The U.S. Forest Service, searching for millions of dollars to help it buy some of the state land that was locked up in the BWCA when the federal wilderness area was created in 1978, was invited recently to apply for funds from a federal pool of money derived from offshore oil and gas leases.
The final application isn't due until August, but news of a possible funding source comes amid new progress in talks that go back decades.
"The feeling is that we've got some momentum going here," said Kris Reichenbach, public affairs officer for the Superior National Forest.
The land dispute traces its roots back to 1849, when the U.S. government gave Minnesota the first of some 8.3 million acres to pay for schools. Most of the "school trust land" was eventually sold or leased, but 86,000 acres remain inside the BWCA. It has long been a source of friction between conservationists and those who would like to see logging and mining revenue sent to the state.

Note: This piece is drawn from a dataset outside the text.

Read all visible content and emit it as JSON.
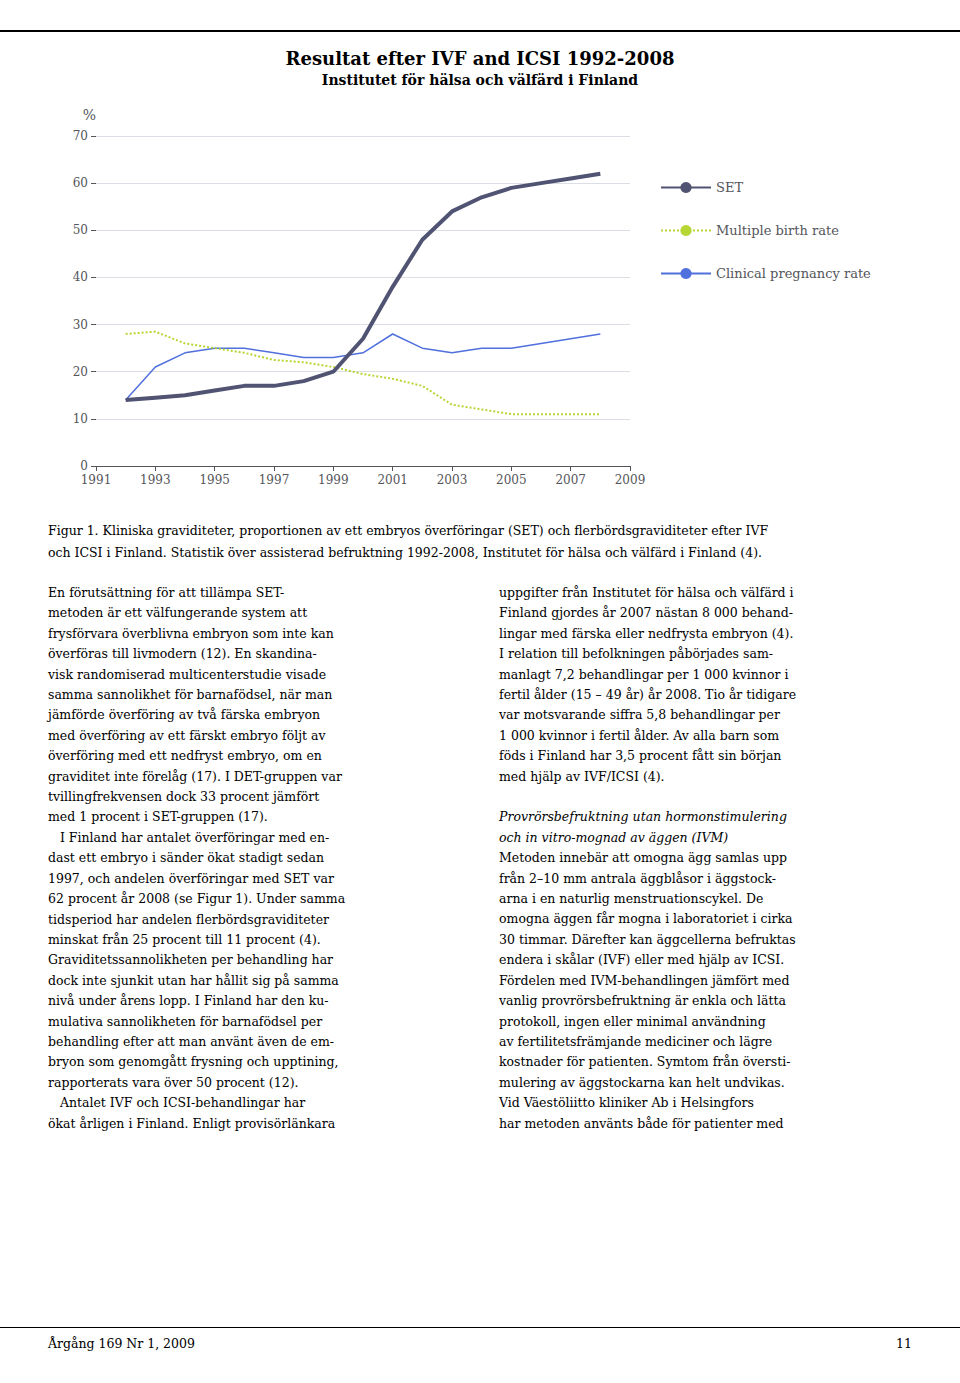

Various compromises over the years have included a swap of the school trust lands for federal land elsewhere.
A 2012 proposal to do an acre-for-acre swap passed the U.S. House but never got a vote in the U.S. Senate.
A compromise plan has since emerged that would see roughly a third of the school trust lands swapped for federal land, with the federal government purchasing the remaining two-thirds of BWCA school trust land.